The church consists of a nave with north and south aisles, a chancel, and porches on the north and south side. Renovations were carried out in the 1820s, something which Stephen Glynne describes as being in "...at some expense and in good spirit for the date." The whole of the east wall was pulled down in 1869 and then rebuilt during the extensive renovations carried out between 1866 and 1869 by James Fowler. Glynne notes that there is no clerestory, and the roof of the nave must have been lowered during one of these renovations as there is a mark in the east wall of the tower showing where a higher-pitched roof existed.

The font is thought to be Norman in origin and dates from between 1130 and 1140, thus predating the current church; it has a cylindrical bowl, sculptured lozenges, a chevroned rim, and it set upon two steps. Not long after the restoration of the early 1920s, a great storm and flood caused damage to the church; one of the pinnacles of the tower crashed down and fell through the roof of the church in January 1926 on account of the high winds. The East Window was installed in 1951, and shows a baby Jesus with St Andrew and St Peter, a crucifixion scene, the good shepherd with his sheep, and the feeding of the 5,000. The original window, an 1844 design by William Wailes, was damaged in 1941. Another restoration was carried out between 1995 and 2015, which cost £600,000. After the renovations, a map from 1629 showing the church with a spire was displayed in the church. The final part of the restoration was in 2016, and was a complete rebuild of the organ, which had last been played in 1986.

Edmund de Mauley was a noble in the local area who was described as being a "great pluralist", but was also notable for being killed at the Battle of Bannockburn when he was in a charge near to the Bannock Burn and he was drowned. His tomb is on the south side of the church. There is a brass memorial to Sir Roger Godeale, a former priest of the church, which is surrounded by a Latin inscription. Ollard theorises that the brass was moved (it is in the centre of the chancel) during renovations in the 1840s. The memorial to a former rector (Robert Faucon) has caused intrigue as it carries his death year (but no day or month) as 1640, however he is recorded as dying in 1661.

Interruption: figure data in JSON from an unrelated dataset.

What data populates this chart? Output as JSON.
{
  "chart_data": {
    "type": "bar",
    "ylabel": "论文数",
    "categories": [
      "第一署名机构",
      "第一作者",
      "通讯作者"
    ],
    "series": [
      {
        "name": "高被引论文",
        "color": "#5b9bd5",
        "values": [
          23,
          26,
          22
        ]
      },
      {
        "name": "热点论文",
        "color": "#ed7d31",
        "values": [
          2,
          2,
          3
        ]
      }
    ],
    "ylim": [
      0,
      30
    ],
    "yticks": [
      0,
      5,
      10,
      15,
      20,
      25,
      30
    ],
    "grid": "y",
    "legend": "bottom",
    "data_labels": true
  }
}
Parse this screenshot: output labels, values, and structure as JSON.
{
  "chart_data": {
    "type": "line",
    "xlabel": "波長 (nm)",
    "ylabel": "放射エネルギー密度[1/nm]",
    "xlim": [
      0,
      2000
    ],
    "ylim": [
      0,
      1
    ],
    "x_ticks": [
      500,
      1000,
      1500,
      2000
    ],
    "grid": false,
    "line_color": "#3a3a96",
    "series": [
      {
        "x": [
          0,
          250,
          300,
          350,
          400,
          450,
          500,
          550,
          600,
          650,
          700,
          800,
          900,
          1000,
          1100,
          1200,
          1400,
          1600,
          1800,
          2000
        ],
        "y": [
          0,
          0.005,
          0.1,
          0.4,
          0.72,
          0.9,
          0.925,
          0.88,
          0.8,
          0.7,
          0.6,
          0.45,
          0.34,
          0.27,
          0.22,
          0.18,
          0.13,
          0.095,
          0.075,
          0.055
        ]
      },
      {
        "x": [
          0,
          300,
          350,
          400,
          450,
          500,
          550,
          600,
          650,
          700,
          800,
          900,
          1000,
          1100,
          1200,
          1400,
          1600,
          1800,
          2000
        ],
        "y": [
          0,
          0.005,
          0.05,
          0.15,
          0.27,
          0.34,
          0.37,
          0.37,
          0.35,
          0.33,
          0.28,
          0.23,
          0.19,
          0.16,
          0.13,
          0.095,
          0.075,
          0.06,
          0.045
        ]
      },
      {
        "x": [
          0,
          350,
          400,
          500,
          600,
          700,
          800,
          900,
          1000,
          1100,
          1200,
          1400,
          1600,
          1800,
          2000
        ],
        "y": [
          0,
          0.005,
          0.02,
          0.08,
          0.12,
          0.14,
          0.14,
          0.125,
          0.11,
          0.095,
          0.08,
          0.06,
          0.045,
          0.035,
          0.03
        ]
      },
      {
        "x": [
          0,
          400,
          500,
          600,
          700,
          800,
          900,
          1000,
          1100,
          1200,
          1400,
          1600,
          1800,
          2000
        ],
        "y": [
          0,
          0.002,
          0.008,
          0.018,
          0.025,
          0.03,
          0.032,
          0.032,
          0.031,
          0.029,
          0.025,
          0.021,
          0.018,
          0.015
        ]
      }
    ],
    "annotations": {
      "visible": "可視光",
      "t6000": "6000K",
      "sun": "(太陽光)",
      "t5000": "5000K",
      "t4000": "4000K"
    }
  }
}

The churchyard has the grave of Caleb Angas, a noted agriculturist, and also has a memorial cross installed in 1920 to a design by Charles Nicholson. The church is dedicated to St Andrew, with the building being a grade I listed structure and is also part of Bainton Conservation area. It is known locally as the Cathedral of the Wolds, however, the Church of All Saints at Pocklington is also popularly known by this name. K. J. Allison described it (and All Saints at Pocklington) as being "..the most complete examples of the Decorated style [in the East Riding]", and Stephen Glynne observed that the interior was "stately and striking." Pevsner described it as an "..impressive church [that was]..such a change from those Early English parish churches...".

The church's listed rectory, south of the church, is of late Georgian period. According to Pevsner a local tradition connects the rectory's coniferous garden with Paxton. The rectory's coach house and stables are also listed buildings.

== Parish and clergy ==
The church is in its own parish of Bainton, part of the Benefice of Woldsburn, in the Deanery of Harthill, the Archdeaconry of East Riding, and the Diocese of York.

John de Bothby was in charge between 1351 and 1353. Bothby later became the Lord Chancellor of Ireland.

Sidney Leslie Ollard was the vicar between 1915 and 1936. Frank Ford was both the incumbent at Bainton (1957–1965) and the Archdeacon of the East Riding (1957–1970).